Rodeiro deu ainda especial ênfase à integração de "cidadãos que estão ao cuidado da APPACDM" no quadro de pessoal.

"A experiência adquirida em 2025 mostra que esta é uma aposta ganha e importante", assegurou.

A Junta de Freguesia de Santo António dos Olivais vai pagar por este serviço, que será realizado por oito funcionários da empresa Ambiente e oito utentes do Centro de Actividades e Formação para a Inclusão, um valor mensal de cerca de 1.860 euros, um aumento de cerca de 300 euros face a 2025 (quando o valor rondava os 1.500 euros).

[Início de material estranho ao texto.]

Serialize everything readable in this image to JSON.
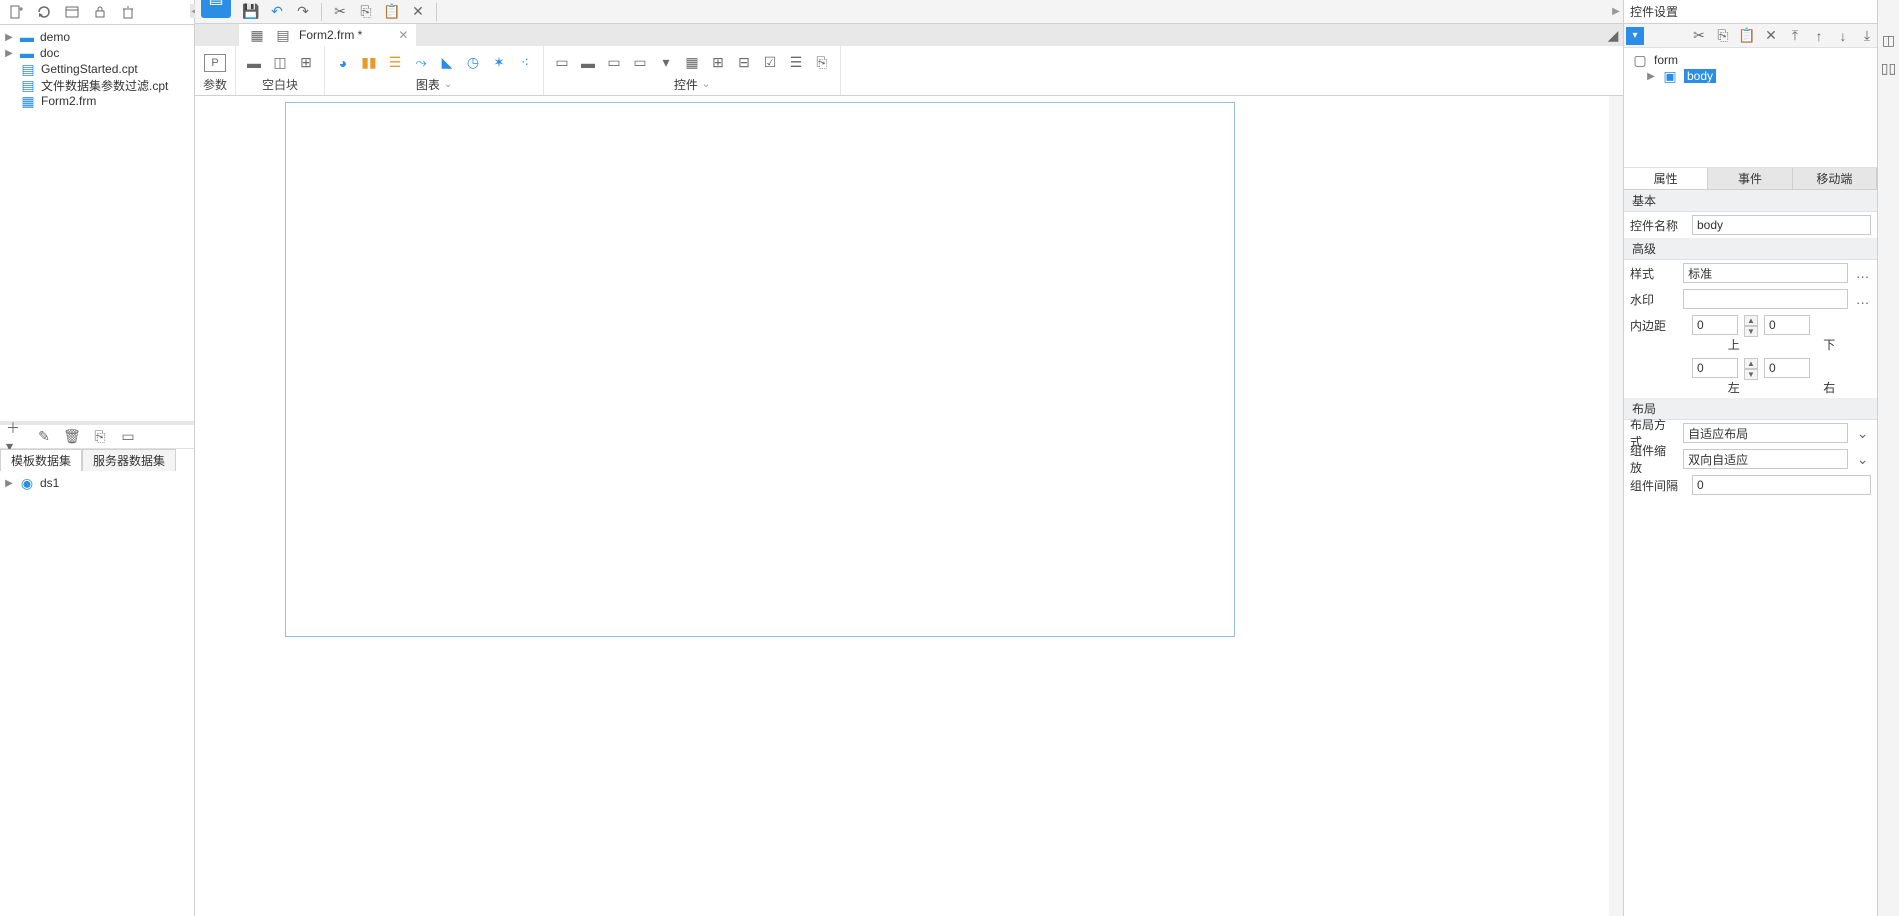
{
  "left": {
    "toolbar": [
      "new",
      "refresh",
      "view",
      "lock",
      "delete"
    ],
    "tree": [
      {
        "kind": "folder",
        "name": "demo",
        "indent": 0,
        "arrow": "▶"
      },
      {
        "kind": "folder",
        "name": "doc",
        "indent": 0,
        "arrow": "▶"
      },
      {
        "kind": "file",
        "name": "GettingStarted.cpt",
        "indent": 1
      },
      {
        "kind": "file",
        "name": "文件数据集参数过滤.cpt",
        "indent": 1
      },
      {
        "kind": "file",
        "name": "Form2.frm",
        "indent": 1
      }
    ],
    "ds_tabs": {
      "template": "模板数据集",
      "server": "服务器数据集"
    },
    "ds_items": [
      {
        "name": "ds1"
      }
    ]
  },
  "center": {
    "tab": {
      "name": "Form2.frm *"
    },
    "ribbon": {
      "g_param": "参数",
      "g_blank": "空白块",
      "g_chart": "图表",
      "g_widget": "控件"
    }
  },
  "right": {
    "title": "控件设置",
    "outline": {
      "root": "form",
      "child": "body"
    },
    "tabs": {
      "p": "属性",
      "e": "事件",
      "m": "移动端"
    },
    "sec_basic": "基本",
    "lbl_name": "控件名称",
    "val_name": "body",
    "sec_adv": "高级",
    "lbl_style": "样式",
    "val_style": "标准",
    "lbl_wm": "水印",
    "val_wm": "",
    "lbl_pad": "内边距",
    "pad_t": "0",
    "pad_b": "0",
    "pad_l": "0",
    "pad_r": "0",
    "pad_lbl_t": "上",
    "pad_lbl_b": "下",
    "pad_lbl_l": "左",
    "pad_lbl_r": "右",
    "sec_layout": "布局",
    "lbl_ltype": "布局方式",
    "val_ltype": "自适应布局",
    "lbl_scale": "组件缩放",
    "val_scale": "双向自适应",
    "lbl_gap": "组件间隔",
    "val_gap": "0"
  }
}
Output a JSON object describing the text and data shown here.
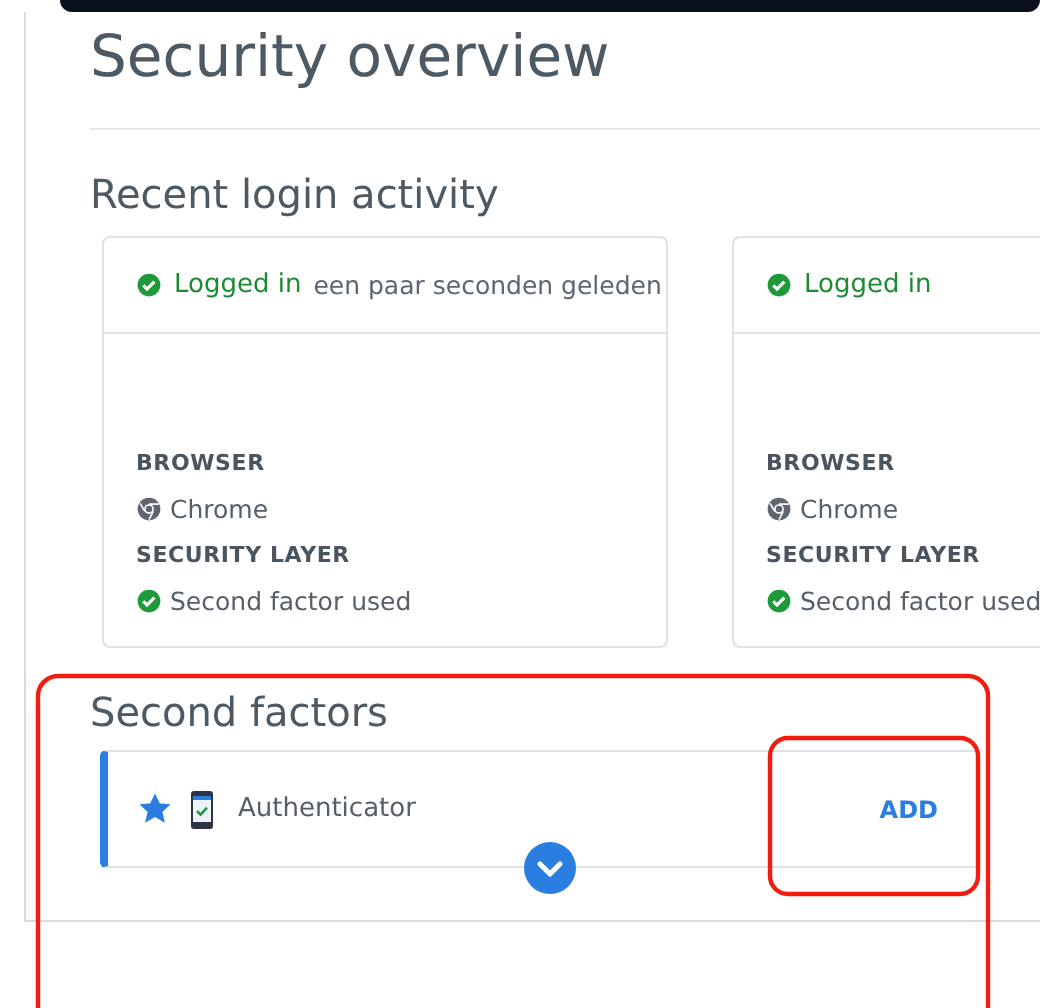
{
  "page": {
    "title": "Security overview"
  },
  "login_activity": {
    "heading": "Recent login activity",
    "sessions": [
      {
        "status": "Logged in",
        "time": "een paar seconden geleden",
        "browser_label": "BROWSER",
        "browser": "Chrome",
        "security_label": "SECURITY LAYER",
        "security": "Second factor used"
      },
      {
        "status": "Logged in",
        "browser_label": "BROWSER",
        "browser": "Chrome",
        "security_label": "SECURITY LAYER",
        "security": "Second factor used"
      }
    ]
  },
  "second_factors": {
    "heading": "Second factors",
    "items": [
      {
        "name": "Authenticator",
        "preferred": true,
        "action": "ADD"
      }
    ]
  }
}
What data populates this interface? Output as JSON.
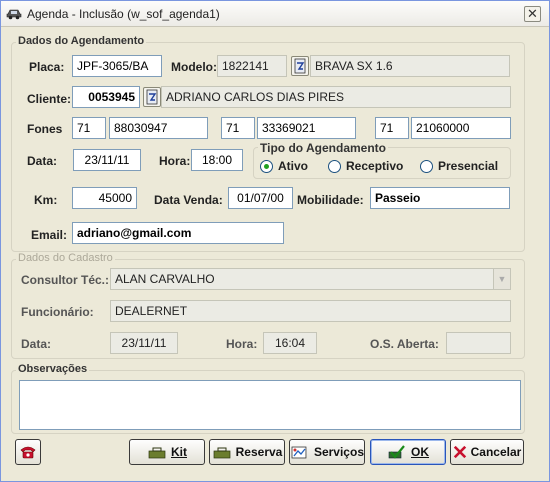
{
  "window": {
    "title": "Agenda - Inclusão (w_sof_agenda1)"
  },
  "groups": {
    "agendamento": "Dados do Agendamento",
    "tipo": "Tipo do Agendamento",
    "cadastro": "Dados do Cadastro",
    "observacoes": "Observações"
  },
  "labels": {
    "placa": "Placa:",
    "modelo": "Modelo:",
    "cliente": "Cliente:",
    "fones": "Fones",
    "data": "Data:",
    "hora": "Hora:",
    "km": "Km:",
    "data_venda": "Data Venda:",
    "mobilidade": "Mobilidade:",
    "email": "Email:",
    "consultor": "Consultor Téc.:",
    "funcionario": "Funcionário:",
    "cad_data": "Data:",
    "cad_hora": "Hora:",
    "os_aberta": "O.S. Aberta:"
  },
  "fields": {
    "placa": "JPF-3065/BA",
    "modelo_code": "1822141",
    "modelo_desc": "BRAVA SX 1.6",
    "cliente_code": "0053945",
    "cliente_name": "ADRIANO CARLOS DIAS PIRES",
    "fone1_ddd": "71",
    "fone1_num": "88030947",
    "fone2_ddd": "71",
    "fone2_num": "33369021",
    "fone3_ddd": "71",
    "fone3_num": "21060000",
    "data": "23/11/11",
    "hora": "18:00",
    "km": "45000",
    "data_venda": "01/07/00",
    "mobilidade": "Passeio",
    "email": "adriano@gmail.com",
    "consultor": "ALAN CARVALHO",
    "funcionario": "DEALERNET",
    "cad_data": "23/11/11",
    "cad_hora": "16:04",
    "os_aberta": "",
    "observacoes": ""
  },
  "tipo_options": [
    {
      "label": "Ativo",
      "selected": true
    },
    {
      "label": "Receptivo",
      "selected": false
    },
    {
      "label": "Presencial",
      "selected": false
    }
  ],
  "buttons": {
    "kit": "Kit",
    "reserva": "Reserva",
    "servicos": "Serviços",
    "ok": "OK",
    "cancelar": "Cancelar"
  },
  "icons": {
    "title": "car-icon",
    "phone": "telephone-icon",
    "lookup": "lookup-icon"
  },
  "colors": {
    "window_bg": "#ece9d8",
    "field_border": "#7f9db9",
    "radio_dot": "#21a121",
    "cancel_x": "#c8102e"
  }
}
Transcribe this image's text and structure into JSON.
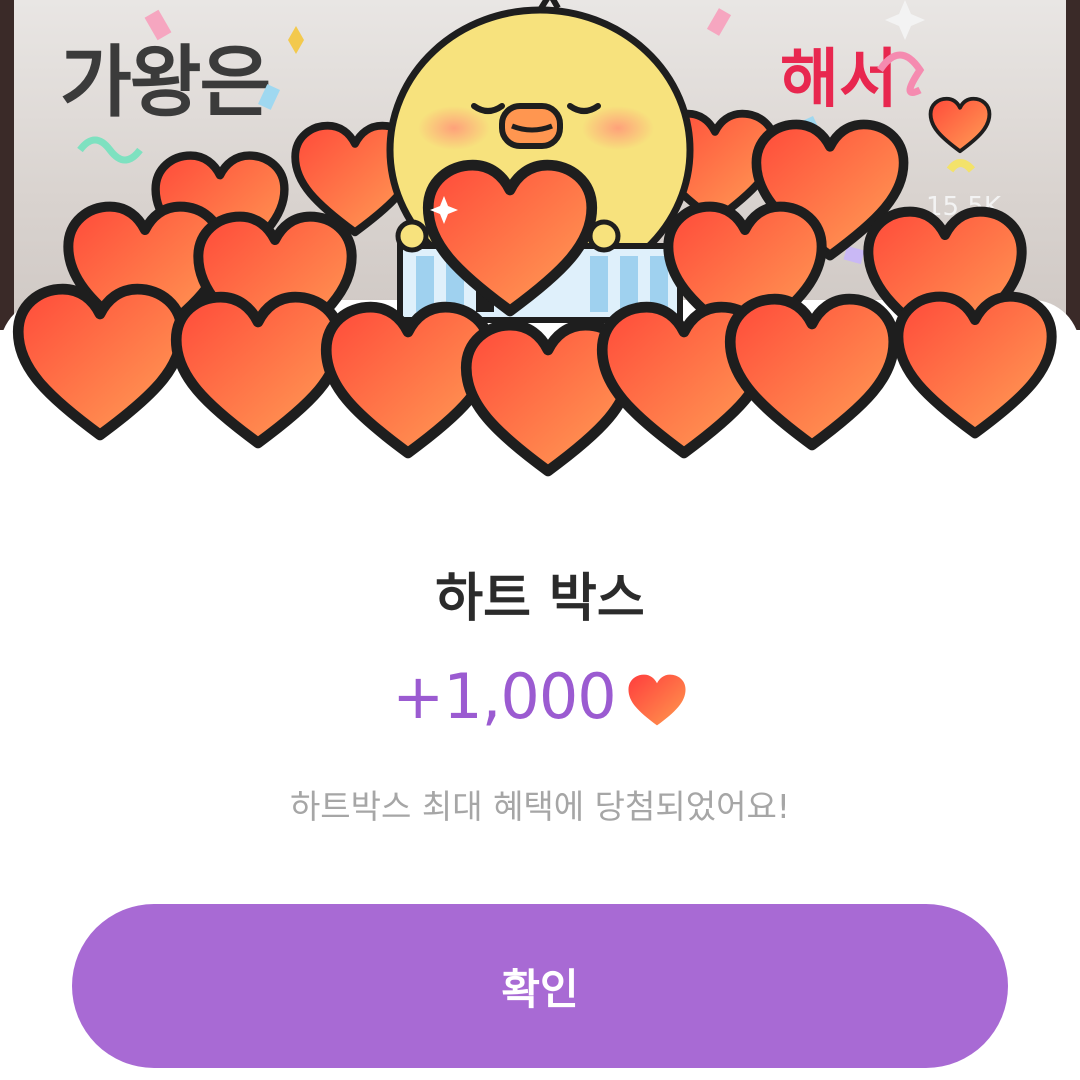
{
  "background": {
    "left_caption": "가왕은",
    "right_caption": "해서",
    "view_count": "15.5K"
  },
  "dialog": {
    "title": "하트 박스",
    "reward_amount": "+1,000",
    "reward_icon": "heart-icon",
    "message": "하트박스 최대 혜택에 당첨되었어요!",
    "confirm_label": "확인"
  },
  "colors": {
    "accent": "#a86ad4",
    "amount_text": "#9b5bd1",
    "heart": "#f0573b",
    "title_text": "#2b2b2b",
    "message_text": "#a6a6a6"
  }
}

O presidente da Junta de Freguesia descreveu a relação com a APPACDM de Coimbra como "frutuosa e benéfica", quer em termos do interesse público em manter os espaços limpos, quer em termos de colaboração financeira com a instituição.

"A população [das zonas envolvidas], de acordo com as informações adquiridas, recebe muito bem quem lá trabalha e cuida destas ruas", assegurou.

A presidente da direção da APPACDM de Coimbra, Helena Albuquerque, sublinhou que os moradores têm respondido positivamente aos trabalhadores, referindo que o protocolo "reflecte o apoio da sociedade civil à instituição".

A responsável destacou ainda a qualidade do serviço prestado pelos utentes, alguns dos quais "com deficiência ou oriundos de meios muito desfavorecidos", como é o caso dos funcionários da empresa Ambiente, ou "com deficiências mais graves", no caso do Centro de Actividades e Formação para a Inclusão.

Segundo Helena Albuquerque, os funcionários da Ambiente têm contrato de trabalho e, no caso dos utentes do Centro de Actividades e Formação para a Inclusão, trabalham ao abrigo de um protocolo de actividades socialmente úteis, recebendo uma compensação mensal.

No âmbito do protocolo assinado, os trabalhadores vão proceder à limpeza da vegetação que cresce nos passeios, à remoção de folhas e à recolha de lixo deixado na rua, como latas e garrafas, ao longo de oito quilómetros de ruas, feita por fases, todos os dias, conforme especificado pelo secretário da direção e diretor administrativo da APPACDM de Coimbra, José Júlio Pacheco.